Sellz reiterates that finding the right model is as much about financial sustainability as it is about human sustainability. She says, “I want to farm, and there is no reason why I shouldn’t be able to make a living if my profession is feeding people, which is one of our society’s most basic needs.”

And this is where all of the stories, told and untold, seem to collide. Like the Moussallis, like the farmers of Walking J Farm, like the hundreds of thousands of farmers producing food across our country, Sellz is simply trying to make a living by doing what she does best: feeding her community.

“I am a good farmer,” Sellz says. “I successfully grow a lot of food for a lot of people, and in a time when most people have lost connection to where their food comes from. If I don’t grow food, who will?”

Wendell Berry asks, “Why do farmers farm, given their economic adversities on top of the many frustrations and difficulties normal to farming? And always the answer is: love. They must do it for love.”

I have an immense amount of respect for Wendell Berry, but I am growing tired of this answer. Certainly it would be a mistake to become a farmer if you did not enjoy being outside, if you were not fiercely independent, if you did not enjoy the physical labor involved in food production. But a farmer cannot survive simply by loving her profession. Love does not pay the mortgage, put diesel in the tractor, or make up lost revenue after a late freeze. Love does not fix hands spent from years of milking goats or resurrect the CSA vegetables when the walk-in refrigerator goes out in the middle of a summer night.

When farmers choose to transition to alternative models of farming, or to quit altogether, they are making decisions that best support their lives, families, and careers. As Sellz says, “Farmers are inherently practical people. We have to be. If something is working, we pursue it and give it everything we have. But if it’s not working—if we are losing money, our health, or if it’s just not sustainable—we have to try something different. We get creative, find alternatives, leave enterprises that are not valuable to us. We survive.”

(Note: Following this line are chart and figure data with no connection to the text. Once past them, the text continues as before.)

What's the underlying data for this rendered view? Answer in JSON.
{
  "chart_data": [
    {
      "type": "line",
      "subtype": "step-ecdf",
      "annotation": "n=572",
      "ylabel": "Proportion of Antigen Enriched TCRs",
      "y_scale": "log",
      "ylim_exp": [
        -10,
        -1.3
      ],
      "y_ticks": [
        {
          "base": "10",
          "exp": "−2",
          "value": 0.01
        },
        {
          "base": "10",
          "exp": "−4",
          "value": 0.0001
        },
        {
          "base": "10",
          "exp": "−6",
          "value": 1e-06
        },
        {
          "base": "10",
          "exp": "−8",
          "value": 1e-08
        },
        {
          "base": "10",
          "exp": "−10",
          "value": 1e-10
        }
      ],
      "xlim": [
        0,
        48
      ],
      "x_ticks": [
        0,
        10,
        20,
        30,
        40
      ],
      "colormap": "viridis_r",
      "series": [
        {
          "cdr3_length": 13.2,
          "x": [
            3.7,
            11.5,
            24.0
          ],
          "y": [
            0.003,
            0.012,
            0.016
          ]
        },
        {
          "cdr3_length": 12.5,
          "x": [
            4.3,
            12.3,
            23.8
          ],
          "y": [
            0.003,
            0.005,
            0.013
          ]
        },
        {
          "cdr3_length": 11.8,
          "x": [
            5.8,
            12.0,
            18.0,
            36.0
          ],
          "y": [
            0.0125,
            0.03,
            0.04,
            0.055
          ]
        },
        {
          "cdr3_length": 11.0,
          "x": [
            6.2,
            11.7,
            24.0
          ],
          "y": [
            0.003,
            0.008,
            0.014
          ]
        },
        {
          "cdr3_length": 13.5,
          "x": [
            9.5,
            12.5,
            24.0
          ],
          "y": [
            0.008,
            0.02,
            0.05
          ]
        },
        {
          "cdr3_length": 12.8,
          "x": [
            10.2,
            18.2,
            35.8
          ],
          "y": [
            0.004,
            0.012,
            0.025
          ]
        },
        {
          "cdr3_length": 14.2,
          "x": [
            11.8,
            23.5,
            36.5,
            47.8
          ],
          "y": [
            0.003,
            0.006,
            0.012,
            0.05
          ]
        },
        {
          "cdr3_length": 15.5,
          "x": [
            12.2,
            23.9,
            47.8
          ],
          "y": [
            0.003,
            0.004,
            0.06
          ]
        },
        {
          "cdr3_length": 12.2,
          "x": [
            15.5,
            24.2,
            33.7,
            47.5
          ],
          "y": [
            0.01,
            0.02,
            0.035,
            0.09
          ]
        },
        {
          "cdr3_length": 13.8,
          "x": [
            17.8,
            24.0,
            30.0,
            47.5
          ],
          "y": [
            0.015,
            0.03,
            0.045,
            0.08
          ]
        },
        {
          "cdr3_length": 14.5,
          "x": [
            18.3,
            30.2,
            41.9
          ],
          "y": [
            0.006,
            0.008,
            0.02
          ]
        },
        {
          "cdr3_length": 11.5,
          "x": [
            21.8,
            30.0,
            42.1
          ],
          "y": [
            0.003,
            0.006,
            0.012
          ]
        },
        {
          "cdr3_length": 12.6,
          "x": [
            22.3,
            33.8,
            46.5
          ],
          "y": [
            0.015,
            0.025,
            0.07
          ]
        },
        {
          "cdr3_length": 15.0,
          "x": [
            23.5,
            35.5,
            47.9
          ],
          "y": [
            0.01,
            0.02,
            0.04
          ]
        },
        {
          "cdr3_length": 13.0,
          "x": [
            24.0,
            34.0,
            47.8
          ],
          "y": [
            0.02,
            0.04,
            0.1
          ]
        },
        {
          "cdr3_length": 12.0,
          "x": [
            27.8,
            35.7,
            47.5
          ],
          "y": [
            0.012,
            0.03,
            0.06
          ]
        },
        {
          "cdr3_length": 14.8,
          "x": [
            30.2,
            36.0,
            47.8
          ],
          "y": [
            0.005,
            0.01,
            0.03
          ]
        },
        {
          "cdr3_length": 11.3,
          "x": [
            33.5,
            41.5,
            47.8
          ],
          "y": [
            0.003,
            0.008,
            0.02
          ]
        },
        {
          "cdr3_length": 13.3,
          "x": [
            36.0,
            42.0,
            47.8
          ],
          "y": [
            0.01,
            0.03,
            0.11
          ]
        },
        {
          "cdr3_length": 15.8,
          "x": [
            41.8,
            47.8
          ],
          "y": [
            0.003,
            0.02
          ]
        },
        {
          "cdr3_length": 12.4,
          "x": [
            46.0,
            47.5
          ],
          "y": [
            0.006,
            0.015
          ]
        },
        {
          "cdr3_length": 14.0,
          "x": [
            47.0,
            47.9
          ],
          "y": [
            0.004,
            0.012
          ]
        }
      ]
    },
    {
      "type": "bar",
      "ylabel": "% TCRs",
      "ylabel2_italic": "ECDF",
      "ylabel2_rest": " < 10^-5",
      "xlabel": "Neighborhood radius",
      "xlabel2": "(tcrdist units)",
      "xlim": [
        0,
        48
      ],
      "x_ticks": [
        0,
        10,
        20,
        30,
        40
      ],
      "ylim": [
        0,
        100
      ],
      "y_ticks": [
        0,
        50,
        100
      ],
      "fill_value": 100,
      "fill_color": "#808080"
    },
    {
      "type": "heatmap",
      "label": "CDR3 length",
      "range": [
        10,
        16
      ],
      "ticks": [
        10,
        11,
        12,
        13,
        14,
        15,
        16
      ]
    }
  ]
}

Although Tina and Jim can imagine Walking J’s finances stabilizing in five to 10 years, Tina explains, “That’s a long time to sit in the hole and work to get out of the red. And we just aren’t willing to do that. It doesn’t make sense.”

Of the moment that she and Jim decided to quit, Tina says, “It was emotional, but it was a relief. We had all these questions. How do you shut a business down? How do you do it? And Jim’s like, ‘You just do it. You just stop.’ He said, ‘We’ve got to stop the bleeding.’”

There is no disputing the fact that communities love their farmers. Walking J Farm has been heralded as one of the most successful and beloved farms in the region. And here is the disturbing reality at the crux of this entire issue: the fact is that Walking J Farm is so beloved in the southern Arizona local food community, that its farmers are so intelligent, so conscientious, so good at what they do—but they still cannot make a living from the farm. And this is not because they have failed—it is because our archaic food and agriculture system has failed them. One thing remains certain: if, as a society, we don’t prioritize the health, well-being, and financial solvency of our farmers, we will lose them by the droves—along with all of their precious resources, talent, and skill—and along with our food.